Despite its advantage over other adhesive proteins as the substrate for culturing pluripotent stem cells, laminin-511 is not suitable for large-scale production of its recombinant protein because of its large molecular weight and heterotrimeric nature.

Prof. Sekiguchi’s group produced a recombinant fragment of laminin-511 that fully retains the integrin binding activity of intact laminin-5112. The recombinant fragment, which has been called ‘laminin-511 E8 fragment’, has two important advantages over intact laminin-511 as the substrate for culturing stem cells: (i) the E8 fragment is much easier than intact laminin-511 in large-scale recombinant protein production due to its smaller size, and (ii) the E8 fragment is more potent than intact laminin-511 to secure adhesion and expansion of human pluripoteint stem cells after single cell dissociation.
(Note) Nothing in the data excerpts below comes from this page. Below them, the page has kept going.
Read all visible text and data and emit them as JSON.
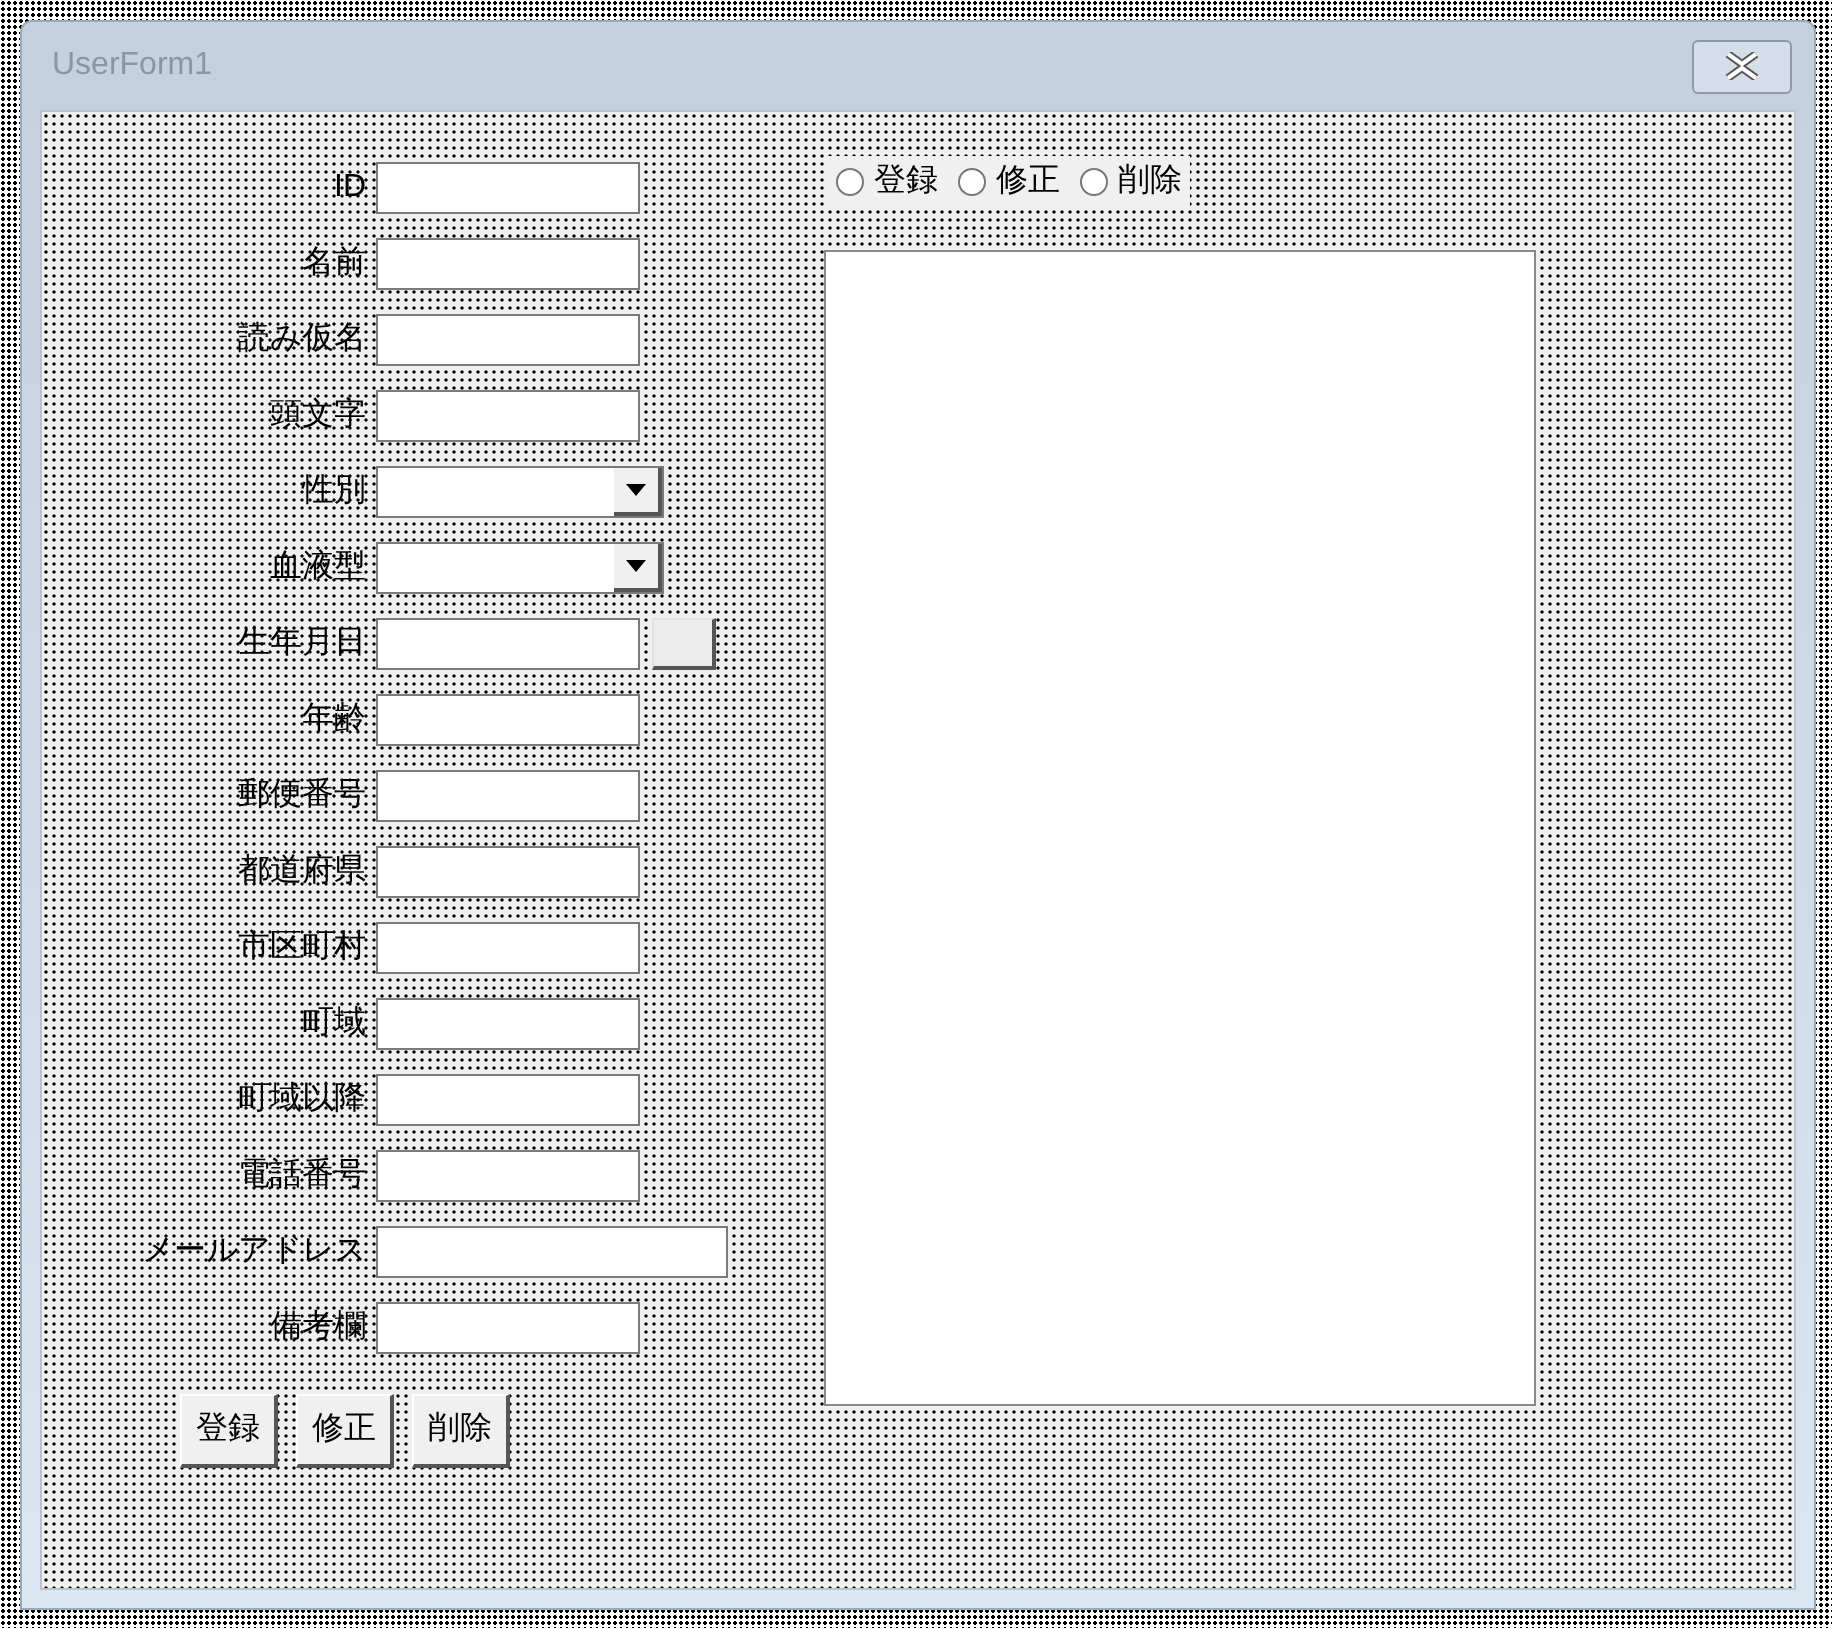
{
  "window": {
    "title": "UserForm1"
  },
  "fields": [
    {
      "label": "ID",
      "kind": "text"
    },
    {
      "label": "名前",
      "kind": "text"
    },
    {
      "label": "読み仮名",
      "kind": "text"
    },
    {
      "label": "頭文字",
      "kind": "text"
    },
    {
      "label": "性別",
      "kind": "combo"
    },
    {
      "label": "血液型",
      "kind": "combo"
    },
    {
      "label": "生年月日",
      "kind": "date"
    },
    {
      "label": "年齢",
      "kind": "text"
    },
    {
      "label": "郵便番号",
      "kind": "text"
    },
    {
      "label": "都道府県",
      "kind": "text"
    },
    {
      "label": "市区町村",
      "kind": "text"
    },
    {
      "label": "町域",
      "kind": "text"
    },
    {
      "label": "町域以降",
      "kind": "text"
    },
    {
      "label": "電話番号",
      "kind": "text"
    },
    {
      "label": "メールアドレス",
      "kind": "wide"
    },
    {
      "label": "備考欄",
      "kind": "text"
    }
  ],
  "mode_options": [
    {
      "label": "登録",
      "selected": false
    },
    {
      "label": "修正",
      "selected": false
    },
    {
      "label": "削除",
      "selected": false
    }
  ],
  "buttons": [
    "登録",
    "修正",
    "削除"
  ]
}
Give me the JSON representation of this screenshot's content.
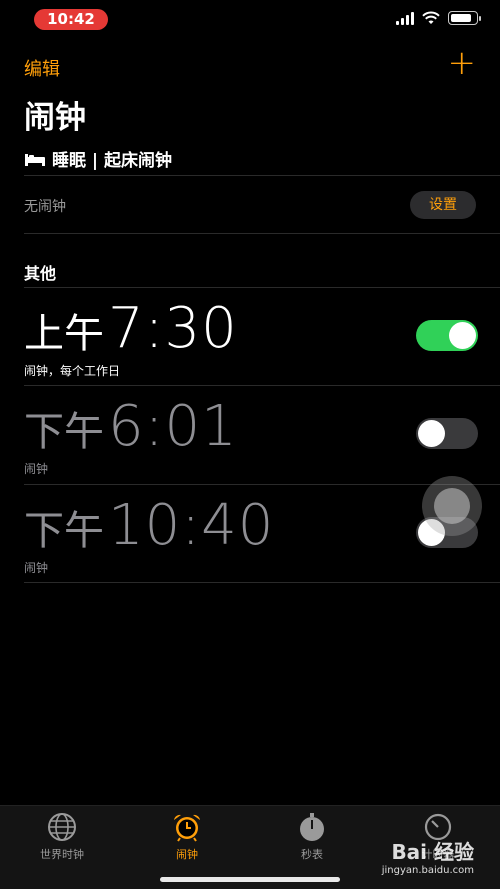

Laminin-511 E8 fragment, now available as "iMatrix-511" from MATRIXOME, Inc., has been widely used as the culture substrate for maintenance, expansion, and directed differentiation of human pluripotent stem cells.7-10

7 Miyazaki T, et al. (2012) Nature commun 3:1236.
8 Nakagawa M, et al. (2014) Scientific reports 4:3594.
9 Doi D, et al. (2014) Stem Cell Reports 2:337-350.
10 Hayashi R, et al. (2016) Nature 531:376-380.